Un nouveau plan d’action pour épargner la vie à plus d’un million d’enfants chaque année sur le continent africain

L’Unicef et l’OMS ont présenté  aujourd’hui  un nouveau plan d’action qui entend,  pour la toute première fois, lutter conjointement contre deux des trois principales causes de mortalité des enfants de moins de cinq ans en Afrique : la pneumonie et la diarrhée. L’objectif de ce plan est de ne plus avoir de décès évitables dus à ces maladies en Afrique d’ici 2025, en épargnant ainsi la vie à plus d’un million d’enfants chaque année.

Selon Nelson Gomonda, responsable du programme panafricain de WaterAid : « Le but de ce plan d’action, c’est d’utiliser davantage les solutions que nous savons efficaces : développer l’accès à l’eau potable et à des installations sanitaires décentes, encourager l’allaitement maternel, améliorer la disponibilité des vaccins et s’assurer que les traitements sont à disposition quand les enfants en ont besoin ».

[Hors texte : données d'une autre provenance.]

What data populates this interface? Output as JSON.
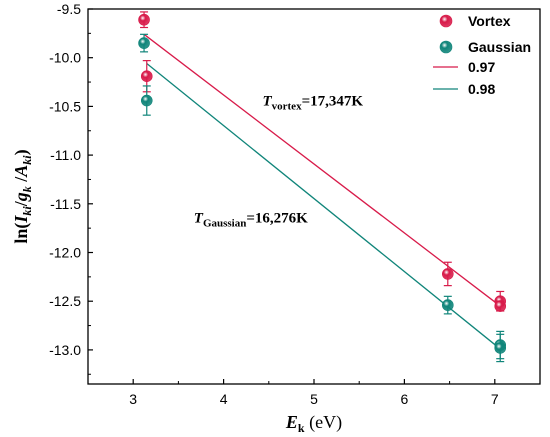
{
  "chart_data": {
    "type": "scatter",
    "xlabel_main": "E",
    "xlabel_sub": "k",
    "xlabel_unit": " (eV)",
    "ylabel": "ln(Iki/gk/Aki)",
    "ylabel_parts": [
      "ln(",
      "I",
      "ki",
      "/",
      "g",
      "k",
      " /",
      "A",
      "ki",
      ")"
    ],
    "xlim": [
      2.5,
      7.5
    ],
    "ylim": [
      -13.35,
      -9.5
    ],
    "xticks": [
      3,
      4,
      5,
      6,
      7
    ],
    "xtick_labels": [
      "3",
      "4",
      "5",
      "6",
      "7"
    ],
    "yticks": [
      -9.5,
      -10.0,
      -10.5,
      -11.0,
      -11.5,
      -12.0,
      -12.5,
      -13.0
    ],
    "ytick_labels": [
      "-9.5",
      "-10.0",
      "-10.5",
      "-11.0",
      "-11.5",
      "-12.0",
      "-12.5",
      "-13.0"
    ],
    "grid": false,
    "legend_position": "top-right",
    "series": [
      {
        "name": "Vortex",
        "color": "#d81b4a",
        "points": [
          {
            "x": 3.12,
            "y": -9.61,
            "err": 0.08
          },
          {
            "x": 3.15,
            "y": -10.19,
            "err": 0.16
          },
          {
            "x": 6.48,
            "y": -12.22,
            "err": 0.12
          },
          {
            "x": 7.06,
            "y": -12.5,
            "err": 0.1
          },
          {
            "x": 7.06,
            "y": -12.55,
            "err": 0.05
          }
        ]
      },
      {
        "name": "Gaussian",
        "color": "#10857a",
        "points": [
          {
            "x": 3.12,
            "y": -9.85,
            "err": 0.09
          },
          {
            "x": 3.15,
            "y": -10.44,
            "err": 0.15
          },
          {
            "x": 6.48,
            "y": -12.54,
            "err": 0.09
          },
          {
            "x": 7.06,
            "y": -12.95,
            "err": 0.14
          },
          {
            "x": 7.06,
            "y": -12.98,
            "err": 0.14
          }
        ]
      }
    ],
    "fit_lines": [
      {
        "name": "0.97",
        "color": "#d81b4a",
        "x": [
          3.12,
          7.06
        ],
        "y": [
          -9.76,
          -12.55
        ]
      },
      {
        "name": "0.98",
        "color": "#10857a",
        "x": [
          3.15,
          7.06
        ],
        "y": [
          -10.06,
          -12.99
        ]
      }
    ],
    "annotations": [
      {
        "main": "T",
        "sub": "vortex",
        "rest": "=17,347K",
        "x": 4.43,
        "y": -10.49
      },
      {
        "main": "T",
        "sub": "Gaussian",
        "rest": "=16,276K",
        "x": 3.67,
        "y": -11.69
      }
    ]
  }
}
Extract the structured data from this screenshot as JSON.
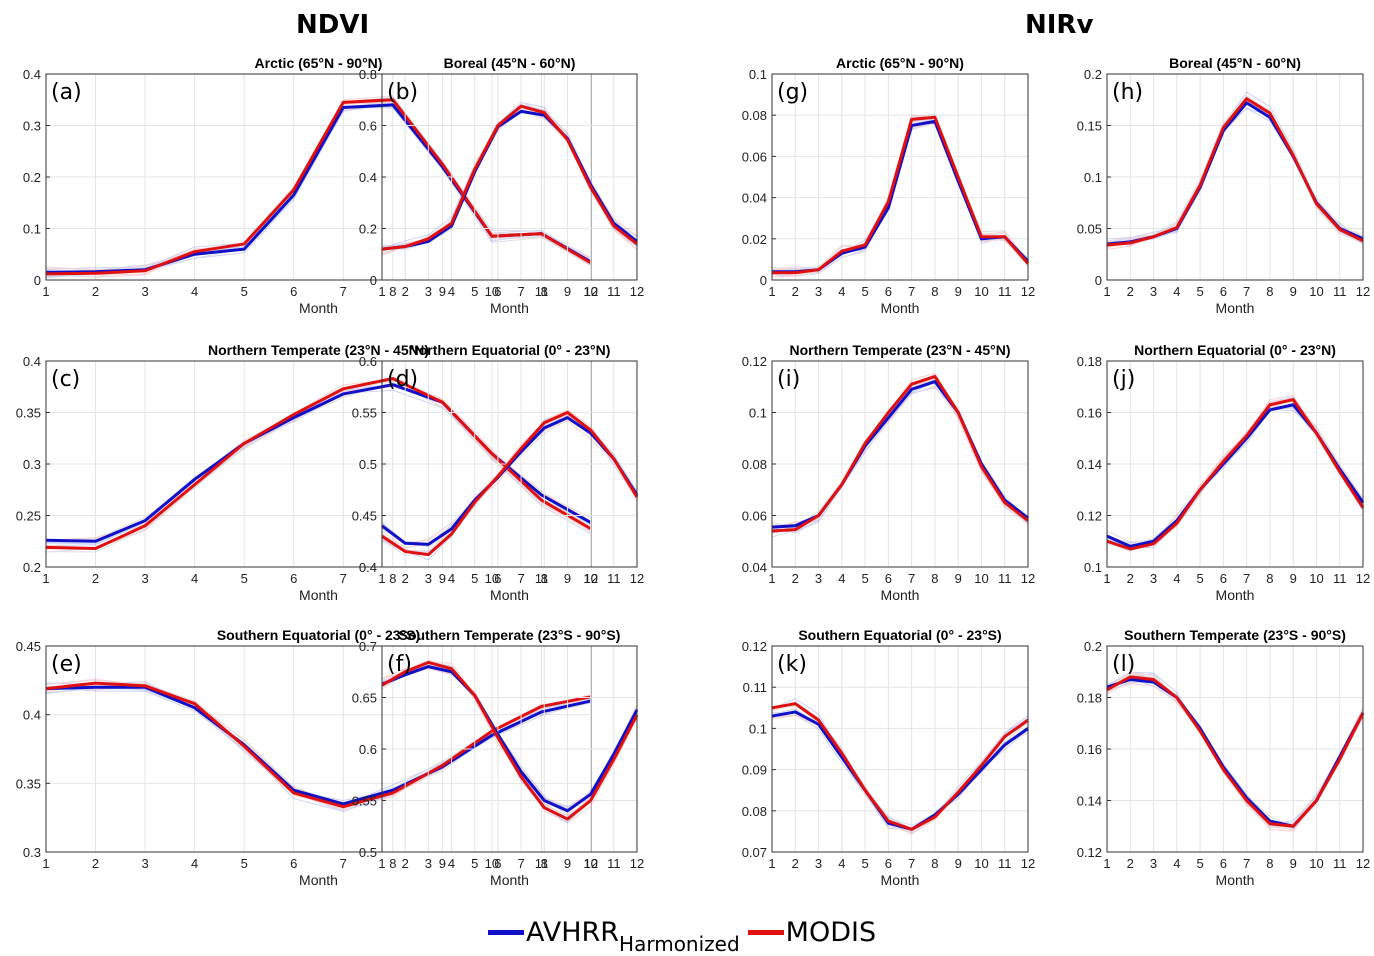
{
  "section_titles": {
    "left": "NDVI",
    "right": "NIRv"
  },
  "legend": {
    "avhrr_main": "AVHRR",
    "avhrr_sub": "Harmonized",
    "modis": "MODIS",
    "avhrr_color": "#1010c8",
    "modis_color": "#e01010"
  },
  "chart_data": [
    {
      "type": "line",
      "panel": "(a)",
      "title": "Arctic (65°N - 90°N)",
      "xlabel": "Month",
      "ylabel": "",
      "x": [
        1,
        2,
        3,
        4,
        5,
        6,
        7,
        8,
        9,
        10,
        11,
        12
      ],
      "ylim": [
        0,
        0.4
      ],
      "yticks": [
        0,
        0.1,
        0.2,
        0.3,
        0.4
      ],
      "yticklabels": [
        "0",
        "0.1",
        "0.2",
        "0.3",
        "0.4"
      ],
      "series": [
        {
          "name": "AVHRR Harmonized",
          "values": [
            0.015,
            0.016,
            0.02,
            0.05,
            0.06,
            0.165,
            0.335,
            0.34,
            0.22,
            0.085,
            0.09,
            0.035
          ]
        },
        {
          "name": "MODIS",
          "values": [
            0.012,
            0.013,
            0.018,
            0.055,
            0.07,
            0.175,
            0.345,
            0.35,
            0.225,
            0.085,
            0.09,
            0.033
          ]
        }
      ]
    },
    {
      "type": "line",
      "panel": "(b)",
      "title": "Boreal (45°N - 60°N)",
      "xlabel": "Month",
      "ylabel": "",
      "x": [
        1,
        2,
        3,
        4,
        5,
        6,
        7,
        8,
        9,
        10,
        11,
        12
      ],
      "ylim": [
        0,
        0.8
      ],
      "yticks": [
        0,
        0.2,
        0.4,
        0.6,
        0.8
      ],
      "yticklabels": [
        "0",
        "0.2",
        "0.4",
        "0.6",
        "0.8"
      ],
      "series": [
        {
          "name": "AVHRR Harmonized",
          "values": [
            0.12,
            0.13,
            0.15,
            0.21,
            0.42,
            0.595,
            0.655,
            0.64,
            0.55,
            0.37,
            0.22,
            0.15
          ]
        },
        {
          "name": "MODIS",
          "values": [
            0.12,
            0.13,
            0.16,
            0.22,
            0.43,
            0.6,
            0.675,
            0.65,
            0.545,
            0.36,
            0.21,
            0.14
          ]
        }
      ]
    },
    {
      "type": "line",
      "panel": "(g)",
      "title": "Arctic (65°N - 90°N)",
      "xlabel": "Month",
      "ylabel": "",
      "x": [
        1,
        2,
        3,
        4,
        5,
        6,
        7,
        8,
        9,
        10,
        11,
        12
      ],
      "ylim": [
        0,
        0.1
      ],
      "yticks": [
        0,
        0.02,
        0.04,
        0.06,
        0.08,
        0.1
      ],
      "yticklabels": [
        "0",
        "0.02",
        "0.04",
        "0.06",
        "0.08",
        "0.1"
      ],
      "series": [
        {
          "name": "AVHRR Harmonized",
          "values": [
            0.004,
            0.004,
            0.005,
            0.013,
            0.016,
            0.035,
            0.075,
            0.077,
            0.048,
            0.02,
            0.021,
            0.009
          ]
        },
        {
          "name": "MODIS",
          "values": [
            0.0035,
            0.0035,
            0.005,
            0.014,
            0.017,
            0.038,
            0.078,
            0.079,
            0.05,
            0.021,
            0.021,
            0.008
          ]
        }
      ]
    },
    {
      "type": "line",
      "panel": "(h)",
      "title": "Boreal (45°N - 60°N)",
      "xlabel": "Month",
      "ylabel": "",
      "x": [
        1,
        2,
        3,
        4,
        5,
        6,
        7,
        8,
        9,
        10,
        11,
        12
      ],
      "ylim": [
        0,
        0.2
      ],
      "yticks": [
        0,
        0.05,
        0.1,
        0.15,
        0.2
      ],
      "yticklabels": [
        "0",
        "0.05",
        "0.1",
        "0.15",
        "0.2"
      ],
      "series": [
        {
          "name": "AVHRR Harmonized",
          "values": [
            0.035,
            0.037,
            0.042,
            0.05,
            0.09,
            0.145,
            0.172,
            0.158,
            0.12,
            0.075,
            0.05,
            0.04
          ]
        },
        {
          "name": "MODIS",
          "values": [
            0.034,
            0.036,
            0.042,
            0.051,
            0.092,
            0.148,
            0.176,
            0.162,
            0.121,
            0.074,
            0.049,
            0.038
          ]
        }
      ]
    },
    {
      "type": "line",
      "panel": "(c)",
      "title": "Northern Temperate (23°N - 45°N)",
      "xlabel": "Month",
      "ylabel": "",
      "x": [
        1,
        2,
        3,
        4,
        5,
        6,
        7,
        8,
        9,
        10,
        11,
        12
      ],
      "ylim": [
        0.2,
        0.4
      ],
      "yticks": [
        0.2,
        0.25,
        0.3,
        0.35,
        0.4
      ],
      "yticklabels": [
        "0.2",
        "0.25",
        "0.3",
        "0.35",
        "0.4"
      ],
      "series": [
        {
          "name": "AVHRR Harmonized",
          "values": [
            0.226,
            0.225,
            0.245,
            0.285,
            0.32,
            0.345,
            0.368,
            0.377,
            0.36,
            0.31,
            0.27,
            0.243
          ]
        },
        {
          "name": "MODIS",
          "values": [
            0.219,
            0.218,
            0.24,
            0.28,
            0.32,
            0.348,
            0.373,
            0.383,
            0.36,
            0.31,
            0.265,
            0.237
          ]
        }
      ]
    },
    {
      "type": "line",
      "panel": "(d)",
      "title": "Northern Equatorial (0° - 23°N)",
      "xlabel": "Month",
      "ylabel": "",
      "x": [
        1,
        2,
        3,
        4,
        5,
        6,
        7,
        8,
        9,
        10,
        11,
        12
      ],
      "ylim": [
        0.4,
        0.6
      ],
      "yticks": [
        0.4,
        0.45,
        0.5,
        0.55,
        0.6
      ],
      "yticklabels": [
        "0.4",
        "0.45",
        "0.5",
        "0.55",
        "0.6"
      ],
      "series": [
        {
          "name": "AVHRR Harmonized",
          "values": [
            0.44,
            0.423,
            0.422,
            0.437,
            0.465,
            0.487,
            0.512,
            0.535,
            0.545,
            0.53,
            0.505,
            0.47
          ]
        },
        {
          "name": "MODIS",
          "values": [
            0.43,
            0.415,
            0.412,
            0.432,
            0.463,
            0.488,
            0.515,
            0.54,
            0.55,
            0.533,
            0.505,
            0.468
          ]
        }
      ]
    },
    {
      "type": "line",
      "panel": "(i)",
      "title": "Northern Temperate (23°N - 45°N)",
      "xlabel": "Month",
      "ylabel": "",
      "x": [
        1,
        2,
        3,
        4,
        5,
        6,
        7,
        8,
        9,
        10,
        11,
        12
      ],
      "ylim": [
        0.04,
        0.12
      ],
      "yticks": [
        0.04,
        0.06,
        0.08,
        0.1,
        0.12
      ],
      "yticklabels": [
        "0.04",
        "0.06",
        "0.08",
        "0.1",
        "0.12"
      ],
      "series": [
        {
          "name": "AVHRR Harmonized",
          "values": [
            0.0555,
            0.056,
            0.06,
            0.072,
            0.087,
            0.098,
            0.109,
            0.112,
            0.1,
            0.08,
            0.066,
            0.059
          ]
        },
        {
          "name": "MODIS",
          "values": [
            0.054,
            0.0545,
            0.06,
            0.072,
            0.088,
            0.1,
            0.111,
            0.114,
            0.1,
            0.079,
            0.065,
            0.058
          ]
        }
      ]
    },
    {
      "type": "line",
      "panel": "(j)",
      "title": "Northern Equatorial (0° - 23°N)",
      "xlabel": "Month",
      "ylabel": "",
      "x": [
        1,
        2,
        3,
        4,
        5,
        6,
        7,
        8,
        9,
        10,
        11,
        12
      ],
      "ylim": [
        0.1,
        0.18
      ],
      "yticks": [
        0.1,
        0.12,
        0.14,
        0.16,
        0.18
      ],
      "yticklabels": [
        "0.1",
        "0.12",
        "0.14",
        "0.16",
        "0.18"
      ],
      "series": [
        {
          "name": "AVHRR Harmonized",
          "values": [
            0.112,
            0.108,
            0.11,
            0.118,
            0.13,
            0.14,
            0.15,
            0.161,
            0.163,
            0.152,
            0.138,
            0.125
          ]
        },
        {
          "name": "MODIS",
          "values": [
            0.11,
            0.107,
            0.109,
            0.117,
            0.13,
            0.141,
            0.151,
            0.163,
            0.165,
            0.152,
            0.137,
            0.123
          ]
        }
      ]
    },
    {
      "type": "line",
      "panel": "(e)",
      "title": "Southern Equatorial (0° - 23°S)",
      "xlabel": "Month",
      "ylabel": "",
      "x": [
        1,
        2,
        3,
        4,
        5,
        6,
        7,
        8,
        9,
        10,
        11,
        12
      ],
      "ylim": [
        0.3,
        0.45
      ],
      "yticks": [
        0.3,
        0.35,
        0.4,
        0.45
      ],
      "yticklabels": [
        "0.3",
        "0.35",
        "0.4",
        "0.45"
      ],
      "series": [
        {
          "name": "AVHRR Harmonized",
          "values": [
            0.419,
            0.42,
            0.42,
            0.405,
            0.378,
            0.345,
            0.335,
            0.345,
            0.362,
            0.385,
            0.402,
            0.41
          ]
        },
        {
          "name": "MODIS",
          "values": [
            0.419,
            0.423,
            0.421,
            0.408,
            0.377,
            0.343,
            0.333,
            0.343,
            0.363,
            0.388,
            0.406,
            0.413
          ]
        }
      ]
    },
    {
      "type": "line",
      "panel": "(f)",
      "title": "Southern Temperate (23°S - 90°S)",
      "xlabel": "Month",
      "ylabel": "",
      "x": [
        1,
        2,
        3,
        4,
        5,
        6,
        7,
        8,
        9,
        10,
        11,
        12
      ],
      "ylim": [
        0.5,
        0.7
      ],
      "yticks": [
        0.5,
        0.55,
        0.6,
        0.65,
        0.7
      ],
      "yticklabels": [
        "0.5",
        "0.55",
        "0.6",
        "0.65",
        "0.7"
      ],
      "series": [
        {
          "name": "AVHRR Harmonized",
          "values": [
            0.663,
            0.672,
            0.68,
            0.675,
            0.652,
            0.614,
            0.578,
            0.55,
            0.54,
            0.556,
            0.595,
            0.638
          ]
        },
        {
          "name": "MODIS",
          "values": [
            0.662,
            0.675,
            0.684,
            0.678,
            0.652,
            0.611,
            0.573,
            0.543,
            0.532,
            0.55,
            0.59,
            0.633
          ]
        }
      ]
    },
    {
      "type": "line",
      "panel": "(k)",
      "title": "Southern Equatorial (0° - 23°S)",
      "xlabel": "Month",
      "ylabel": "",
      "x": [
        1,
        2,
        3,
        4,
        5,
        6,
        7,
        8,
        9,
        10,
        11,
        12
      ],
      "ylim": [
        0.07,
        0.12
      ],
      "yticks": [
        0.07,
        0.08,
        0.09,
        0.1,
        0.11,
        0.12
      ],
      "yticklabels": [
        "0.07",
        "0.08",
        "0.09",
        "0.1",
        "0.11",
        "0.12"
      ],
      "series": [
        {
          "name": "AVHRR Harmonized",
          "values": [
            0.103,
            0.104,
            0.101,
            0.093,
            0.085,
            0.077,
            0.0755,
            0.079,
            0.084,
            0.09,
            0.096,
            0.1
          ]
        },
        {
          "name": "MODIS",
          "values": [
            0.105,
            0.106,
            0.102,
            0.094,
            0.085,
            0.0775,
            0.0755,
            0.0785,
            0.0845,
            0.091,
            0.098,
            0.102
          ]
        }
      ]
    },
    {
      "type": "line",
      "panel": "(l)",
      "title": "Southern Temperate (23°S - 90°S)",
      "xlabel": "Month",
      "ylabel": "",
      "x": [
        1,
        2,
        3,
        4,
        5,
        6,
        7,
        8,
        9,
        10,
        11,
        12
      ],
      "ylim": [
        0.12,
        0.2
      ],
      "yticks": [
        0.12,
        0.14,
        0.16,
        0.18,
        0.2
      ],
      "yticklabels": [
        "0.12",
        "0.14",
        "0.16",
        "0.18",
        "0.2"
      ],
      "series": [
        {
          "name": "AVHRR Harmonized",
          "values": [
            0.184,
            0.187,
            0.186,
            0.18,
            0.168,
            0.153,
            0.141,
            0.132,
            0.13,
            0.14,
            0.157,
            0.174
          ]
        },
        {
          "name": "MODIS",
          "values": [
            0.183,
            0.188,
            0.187,
            0.18,
            0.167,
            0.152,
            0.14,
            0.131,
            0.13,
            0.14,
            0.156,
            0.174
          ]
        }
      ]
    }
  ]
}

Et d’ajouter : «  Il est de la responsabilité des gouvernements africains d’adopter et de mettre en œuvre ce plan, sachant que le prix à payer en cas d’inaction ou d’échec sera élevé et se mesurera à l’aune de la vie des enfants de tout le continent. Mais avec le soutien et l’aide d’organisations comme WaterAid et des donateurs, nous pouvons empêcher ces décès évitables ».

Chaque année, en Afrique subsaharienne, plus de 600 000 enfants de moins de cinq ans meurent de pneumonie, et plus de 400 000 de diarrhée. Ces décès représentent plus d’un quart (28 %) de la mortalité infantile sur le continent.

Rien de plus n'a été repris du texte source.